Open JeremyCJM opened 1 year ago
Hi, you can find the defination of each dimension from here.
However, I think it's hard to directly evaluate on the 2D data with the pre-trained evalutor models on KIT-ML. The positions of each joint are greatly different between 2D data and 3D data. I think you may need to re-train the evaluators.
Thanks for the reply! If I have 3D joints data, how to map it into 251 dimensions? Do you have the code to do this?
Also, if I want to retrain the evaluation network, which dataset and what task should I choose?

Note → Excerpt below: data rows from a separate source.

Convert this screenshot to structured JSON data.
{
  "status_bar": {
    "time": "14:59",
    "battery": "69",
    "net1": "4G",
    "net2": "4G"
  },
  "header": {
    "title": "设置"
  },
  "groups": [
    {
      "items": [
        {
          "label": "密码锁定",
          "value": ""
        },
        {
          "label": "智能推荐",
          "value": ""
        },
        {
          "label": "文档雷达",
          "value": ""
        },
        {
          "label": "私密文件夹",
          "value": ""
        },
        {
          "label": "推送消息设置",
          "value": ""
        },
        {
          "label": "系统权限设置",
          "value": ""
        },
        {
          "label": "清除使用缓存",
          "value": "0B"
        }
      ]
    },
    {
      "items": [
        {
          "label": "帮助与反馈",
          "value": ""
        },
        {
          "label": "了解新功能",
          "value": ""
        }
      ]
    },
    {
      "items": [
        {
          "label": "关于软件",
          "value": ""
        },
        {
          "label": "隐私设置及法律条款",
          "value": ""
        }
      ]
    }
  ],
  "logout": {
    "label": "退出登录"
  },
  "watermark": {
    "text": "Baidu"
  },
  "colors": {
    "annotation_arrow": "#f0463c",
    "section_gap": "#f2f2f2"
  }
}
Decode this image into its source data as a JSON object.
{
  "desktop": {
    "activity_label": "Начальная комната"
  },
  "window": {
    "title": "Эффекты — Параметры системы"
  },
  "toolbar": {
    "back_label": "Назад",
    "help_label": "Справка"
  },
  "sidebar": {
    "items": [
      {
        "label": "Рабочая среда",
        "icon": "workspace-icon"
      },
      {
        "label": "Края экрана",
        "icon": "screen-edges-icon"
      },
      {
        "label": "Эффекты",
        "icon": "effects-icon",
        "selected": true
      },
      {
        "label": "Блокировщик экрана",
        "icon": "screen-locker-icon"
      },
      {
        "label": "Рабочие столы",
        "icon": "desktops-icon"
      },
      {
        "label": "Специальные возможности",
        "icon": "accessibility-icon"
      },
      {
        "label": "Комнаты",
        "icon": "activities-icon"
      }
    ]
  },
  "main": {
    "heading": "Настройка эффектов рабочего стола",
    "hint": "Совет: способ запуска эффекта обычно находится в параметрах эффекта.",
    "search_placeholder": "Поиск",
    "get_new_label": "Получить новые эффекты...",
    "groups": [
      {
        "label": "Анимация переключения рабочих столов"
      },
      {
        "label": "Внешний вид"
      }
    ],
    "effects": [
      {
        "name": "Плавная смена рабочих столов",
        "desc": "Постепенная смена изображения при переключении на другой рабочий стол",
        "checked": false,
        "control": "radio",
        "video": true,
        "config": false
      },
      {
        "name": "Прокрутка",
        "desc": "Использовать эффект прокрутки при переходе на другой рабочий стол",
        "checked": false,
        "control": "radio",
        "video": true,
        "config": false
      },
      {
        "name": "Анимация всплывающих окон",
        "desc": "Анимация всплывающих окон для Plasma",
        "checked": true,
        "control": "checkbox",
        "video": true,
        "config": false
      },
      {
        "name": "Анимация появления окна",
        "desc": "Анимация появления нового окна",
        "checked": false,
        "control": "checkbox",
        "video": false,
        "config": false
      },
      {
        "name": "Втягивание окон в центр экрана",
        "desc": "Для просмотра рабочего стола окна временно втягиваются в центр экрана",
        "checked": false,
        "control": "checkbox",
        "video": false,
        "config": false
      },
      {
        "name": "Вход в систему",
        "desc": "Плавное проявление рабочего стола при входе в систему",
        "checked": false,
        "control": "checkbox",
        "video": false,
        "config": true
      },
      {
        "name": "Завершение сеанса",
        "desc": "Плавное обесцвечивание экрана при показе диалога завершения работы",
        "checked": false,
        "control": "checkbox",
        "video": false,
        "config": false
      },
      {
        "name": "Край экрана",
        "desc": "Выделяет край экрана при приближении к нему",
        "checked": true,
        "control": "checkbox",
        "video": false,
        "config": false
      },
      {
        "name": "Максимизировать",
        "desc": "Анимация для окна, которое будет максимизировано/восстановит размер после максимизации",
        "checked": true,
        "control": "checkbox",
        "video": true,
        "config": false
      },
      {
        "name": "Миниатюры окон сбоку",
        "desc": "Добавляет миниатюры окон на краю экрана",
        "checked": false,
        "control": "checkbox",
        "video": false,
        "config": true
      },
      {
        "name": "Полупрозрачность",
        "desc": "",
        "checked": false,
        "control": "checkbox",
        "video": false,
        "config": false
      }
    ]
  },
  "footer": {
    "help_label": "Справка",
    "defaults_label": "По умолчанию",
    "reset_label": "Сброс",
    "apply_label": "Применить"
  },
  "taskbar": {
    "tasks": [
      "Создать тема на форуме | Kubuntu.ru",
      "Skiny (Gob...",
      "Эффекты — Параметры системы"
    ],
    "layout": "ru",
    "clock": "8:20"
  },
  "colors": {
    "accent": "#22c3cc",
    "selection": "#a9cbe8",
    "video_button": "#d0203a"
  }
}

We follow the data preparation as HumanML3D. You can find the data processing in raw_pose_processing.ipynb and motion_representation.ipynb
To retrain evaluation network, the most appropriate way is to train on the same motion dataset as your generative model. You may split the whole motion data into a training split and a validation split. Then you can train a contrastive model (contains a motion encoder and a text encoder) for evaluation. Specifically, given several pairs of ( $\mathrm{text}_i$, $\mathrm{motion}_i$). You can build up a InfoNCE loss to increase the similarity between the extracted feature $\mathrm{text}_i$ and $\mathrm{motion}_i$, and decrease the similarity between the extracted feature $\mathrm{text}_i$ and $\mathrm{motion}_j (i \neq j)$
Thanks! It sounds like a clip on text and motion.
Hi Mingyuan,
Do you know how to get the 251-dimensional motion vectors as provided in the KiT dataset?
I am computing the FID on my dataset, but our data only has two channels (x, y) instead of 251. Therefore, I wonder how to map the low-dimensional motion sequence to 251-dimensional motion vectors.
Thanks, Jeremy